Noventa pessoas morrem todos os dias nos Estados Unidos por overdose de opioides.
Mais de 180 mil pessoas morreram desde 1999, incluindo o ícone pop Prince, que faleceu em abril de 2016 aos 57 anos após uma overdose acidental de fentanil, um poderoso analgésico opioide.
Os médicos nos Estados Unidos prescrevem mais opioides do que em qualquer outro país - o suficiente para medicar todos os adultos americanos.
Enquanto os médicos que são processados por excesso de prescrição ganham as manchetes, os especialistas dizem que eles não são os únicos culpados, e que o sistema de saúde americano como um todo deve ser responsabilizado pela epidemia de opioides do país.
"As empresas farmacêuticas tomaram como alvo os médicos de clínica geral, aqueles que examinam a maioria das pessoas que sentem dor", disse à AFP o procurador-geral de Ohio, Mike DeWine, cujo estado foi fortemente atingido pela crise.
"Eu acho que eles certamente foram induzidos ao erro, e lhes foram ditas coisas que não eram verdadeiras".
Marco zero da crise
O problema começou há duas décadas, quando os médicos estavam sendo ensinados a administrar melhor a dor dos pacientes e as empresas farmacêuticas estavam promovendo a eficácia dos analgésicos opioides.

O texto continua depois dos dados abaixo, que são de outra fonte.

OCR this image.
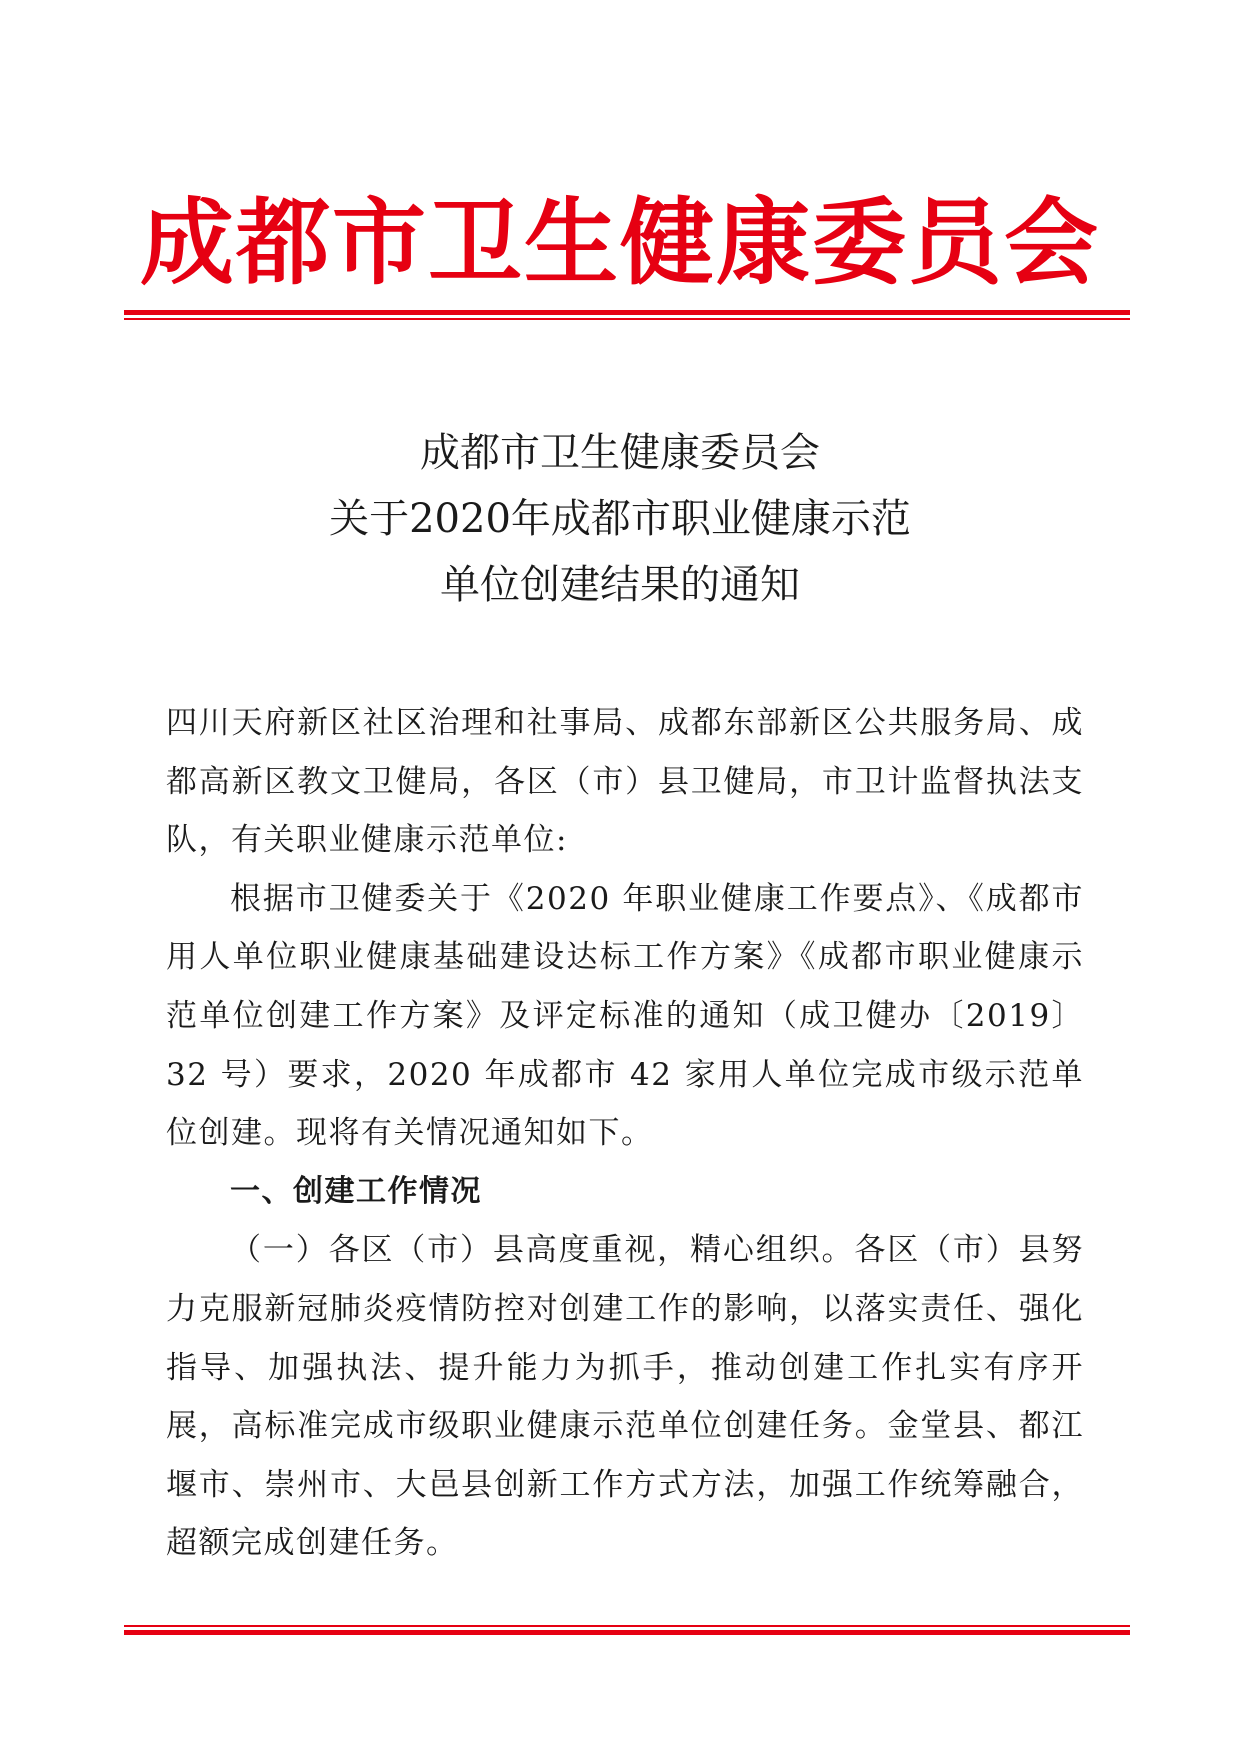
成都市卫生健康委员会
成都市卫生健康委员会
关于2020年成都市职业健康示范
单位创建结果的通知

四川天府新区社区治理和社事局、成都东部新区公共服务局、成都高新区教文卫健局，各区（市）县卫健局，市卫计监督执法支队，有关职业健康示范单位:

根据市卫健委关于《2020 年职业健康工作要点》、《成都市用人单位职业健康基础建设达标工作方案》《成都市职业健康示范单位创建工作方案》及评定标准的通知（成卫健办〔2019〕32 号）要求，2020 年成都市 42 家用人单位完成市级示范单位创建。现将有关情况通知如下。

一、创建工作情况

（一）各区（市）县高度重视，精心组织。各区（市）县努力克服新冠肺炎疫情防控对创建工作的影响，以落实责任、强化指导、加强执法、提升能力为抓手，推动创建工作扎实有序开展，高标准完成市级职业健康示范单位创建任务。金堂县、都江堰市、崇州市、大邑县创新工作方式方法，加强工作统筹融合，超额完成创建任务。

Esses analgésicos - destinados apenas para pacientes com extrema necessidade - começaram a ficar nas mãos de pessoas com condições crônicas que haviam sido tratadas com simples drogas de venda livre, como a aspirina.
E eles não sabiam que eram viciantes.
"Você tinha pessoas com uma simples dor de dente, cirurgia de joelho ou de coluna que estiveram tomando esses opioides durante um longo período de tempo ou receberam prescrições de dosagens mais altas do que eles precisavam", disse Robert Ware, chefe de polícia da cidade de Portsmouth, Ohio, que se tornou uma espécie de marco zero da crise.
À medida que mais e mais pessoas estavam ficando viciadas, esquemas de prescrição ilegal de remédios começaram a surgir em Portsmouth e em todo o país para atender a demanda, através de clínicas administradas por médicos que receitavam medicamentos opioides para qualquer um que pudesse pagar.
Eventualmente, os reguladores estaduais e as autoridades policiais locais acabaram com esse esquema, prendendo médicos e exigindo que as clínicas estivessem associadas a programas de saúde estabelecidos e respeitáveis.
Portsmouth reforçou suas ofertas de cuidados de saúde e tratamento da dependência - e passou de ser um paraíso dos esquemas de prescrição ilegal de remédios a um refúgio para a recuperação, e o número de overdoses agora está diminuindo, disse Ware.
Em todo o país, as mortes por overdose de drogas estão aumentando até novos níveis, e chegaram a 60.000 estimadas em 2016. Certos estados, como Ohio e West Virginia, foram mais atingidos do que outros.
DeWine está lutando contra a epidemia por outra frente: processando as empresas farmacêuticas. De acordo com o The Washington Post, pelo menos 25 estados, cidades e condados estão fazendo a mesma coisa.
O governo federal propôs uma redução, no próximo ano, de 20% da quantidade de opioides que as empresas farmacêuticas estão autorizadas a produzir.
Mas os médicos ainda parecem estar escrevendo prescrições com entusiasmo.
Embora os números tenham diminuído, os médicos distribuíram cerca de 250 milhões de receitas de opioides apenas em 2013, de acordo com os Centros para o Controle de Doenças.
"Os médicos não aceitaram plenamente seus papéis individuais na alimentação dessa epidemia em particular", disse Clark.